日本電機工業会(JEMA)が発表した2021年度の白物家電の国内出荷額は、前年度比3・9%減の2兆5124億円で、2年ぶりのマイナスとなった。巣ごもり需要や特別定額給付金の追い風があった20年度を下回ったが、過去10年間では、前年度に記録した最高出荷額の2兆6151億円に次ぐ、高水準を維持した。

健康や清潔に対する消費者の意識の高まりを背景に、洗濯機や空気清浄機は前年度に次ぐ過去2番目の出荷金額となった。

台数ベースでは洗濯機が21年度は456万3000台で前年度比6・4%減になったものの、ドラム式の洗濯乾燥機は好調に推移している。空気清浄機は21年度の出荷数量が254万1000台で同29・1%減となったが高水準を維持した。

コロナ禍で家庭での食事機会が増える中、電子レンジは21年度369万1000台が出荷され同1・5%増。2年連続のプラスとなった。さらに、冷蔵庫は同5・0%減の372万5000台で減少したものの、501リットル以上の大容量タイプは前年度を上回った。

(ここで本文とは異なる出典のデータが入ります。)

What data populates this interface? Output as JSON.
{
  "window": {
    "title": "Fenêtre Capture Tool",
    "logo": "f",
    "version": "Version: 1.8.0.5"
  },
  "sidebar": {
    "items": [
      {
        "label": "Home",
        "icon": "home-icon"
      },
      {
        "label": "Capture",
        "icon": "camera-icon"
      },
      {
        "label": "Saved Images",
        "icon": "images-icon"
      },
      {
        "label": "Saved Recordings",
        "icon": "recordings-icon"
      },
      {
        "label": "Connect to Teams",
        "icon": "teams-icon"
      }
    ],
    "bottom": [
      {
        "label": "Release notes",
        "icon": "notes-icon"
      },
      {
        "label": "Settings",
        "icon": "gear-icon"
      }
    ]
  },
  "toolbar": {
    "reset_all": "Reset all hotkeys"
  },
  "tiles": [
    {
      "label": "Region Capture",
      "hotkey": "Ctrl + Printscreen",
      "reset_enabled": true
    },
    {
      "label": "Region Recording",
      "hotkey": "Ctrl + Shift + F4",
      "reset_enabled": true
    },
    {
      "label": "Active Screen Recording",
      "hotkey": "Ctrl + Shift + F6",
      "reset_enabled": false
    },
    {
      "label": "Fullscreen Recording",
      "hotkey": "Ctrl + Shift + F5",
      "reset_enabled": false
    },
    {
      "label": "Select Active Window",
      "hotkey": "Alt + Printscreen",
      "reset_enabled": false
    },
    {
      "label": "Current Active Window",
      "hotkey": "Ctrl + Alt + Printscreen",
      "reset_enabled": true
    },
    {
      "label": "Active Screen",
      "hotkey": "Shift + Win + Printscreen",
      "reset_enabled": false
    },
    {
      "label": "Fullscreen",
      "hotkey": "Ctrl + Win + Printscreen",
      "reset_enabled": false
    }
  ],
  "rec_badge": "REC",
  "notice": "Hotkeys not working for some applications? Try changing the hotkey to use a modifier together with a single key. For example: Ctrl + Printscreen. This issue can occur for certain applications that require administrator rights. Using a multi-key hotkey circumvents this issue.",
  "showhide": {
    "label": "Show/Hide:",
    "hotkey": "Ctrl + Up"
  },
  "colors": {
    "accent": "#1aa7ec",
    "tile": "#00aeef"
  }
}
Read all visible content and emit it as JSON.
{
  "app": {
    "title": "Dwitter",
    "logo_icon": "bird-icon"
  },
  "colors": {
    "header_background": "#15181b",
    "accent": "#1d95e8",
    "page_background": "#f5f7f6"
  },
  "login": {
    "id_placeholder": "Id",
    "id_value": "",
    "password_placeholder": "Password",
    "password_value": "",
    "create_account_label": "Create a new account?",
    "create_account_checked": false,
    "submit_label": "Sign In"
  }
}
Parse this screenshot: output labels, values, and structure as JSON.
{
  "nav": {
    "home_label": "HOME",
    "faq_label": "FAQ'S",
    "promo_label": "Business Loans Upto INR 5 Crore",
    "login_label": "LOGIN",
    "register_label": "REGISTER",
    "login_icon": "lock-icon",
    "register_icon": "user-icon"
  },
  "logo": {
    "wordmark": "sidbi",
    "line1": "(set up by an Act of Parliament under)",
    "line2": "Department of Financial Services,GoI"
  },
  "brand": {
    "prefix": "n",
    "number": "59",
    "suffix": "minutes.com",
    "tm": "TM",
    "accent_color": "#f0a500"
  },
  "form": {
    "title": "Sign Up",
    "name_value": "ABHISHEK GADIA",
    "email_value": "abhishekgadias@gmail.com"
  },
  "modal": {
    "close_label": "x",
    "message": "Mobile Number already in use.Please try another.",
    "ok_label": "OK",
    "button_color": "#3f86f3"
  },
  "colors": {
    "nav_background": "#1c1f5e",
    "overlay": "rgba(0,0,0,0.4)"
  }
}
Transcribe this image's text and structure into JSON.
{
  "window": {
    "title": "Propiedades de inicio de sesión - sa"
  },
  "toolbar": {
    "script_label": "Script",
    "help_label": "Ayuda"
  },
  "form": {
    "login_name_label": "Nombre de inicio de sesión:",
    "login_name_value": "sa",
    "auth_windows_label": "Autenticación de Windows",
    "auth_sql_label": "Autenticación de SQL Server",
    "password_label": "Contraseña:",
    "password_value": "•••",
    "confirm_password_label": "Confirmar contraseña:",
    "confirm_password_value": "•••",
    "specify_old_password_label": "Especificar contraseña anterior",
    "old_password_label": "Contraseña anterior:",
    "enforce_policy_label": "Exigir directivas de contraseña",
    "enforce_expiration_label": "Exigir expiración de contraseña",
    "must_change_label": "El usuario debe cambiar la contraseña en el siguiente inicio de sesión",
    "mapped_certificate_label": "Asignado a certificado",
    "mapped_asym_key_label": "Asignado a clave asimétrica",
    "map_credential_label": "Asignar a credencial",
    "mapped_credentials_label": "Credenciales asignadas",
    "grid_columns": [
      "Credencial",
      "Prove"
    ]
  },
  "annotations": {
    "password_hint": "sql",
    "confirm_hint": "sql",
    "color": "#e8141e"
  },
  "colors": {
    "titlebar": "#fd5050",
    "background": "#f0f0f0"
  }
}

3月の実績は、前年同月比1・7%増の2430億円と10カ月ぶりにプラスとなった。製品別では国内出荷金額で、エアコンは同4・2%増の773億円。洗濯機は同4・0%増の405億円と2カ月ぶりのプラスとなり、3月単月として過去最高の出荷金額となった。一方、冷蔵庫は411億円と同1・6%減となり、5カ月ぶりのマイナスとなった。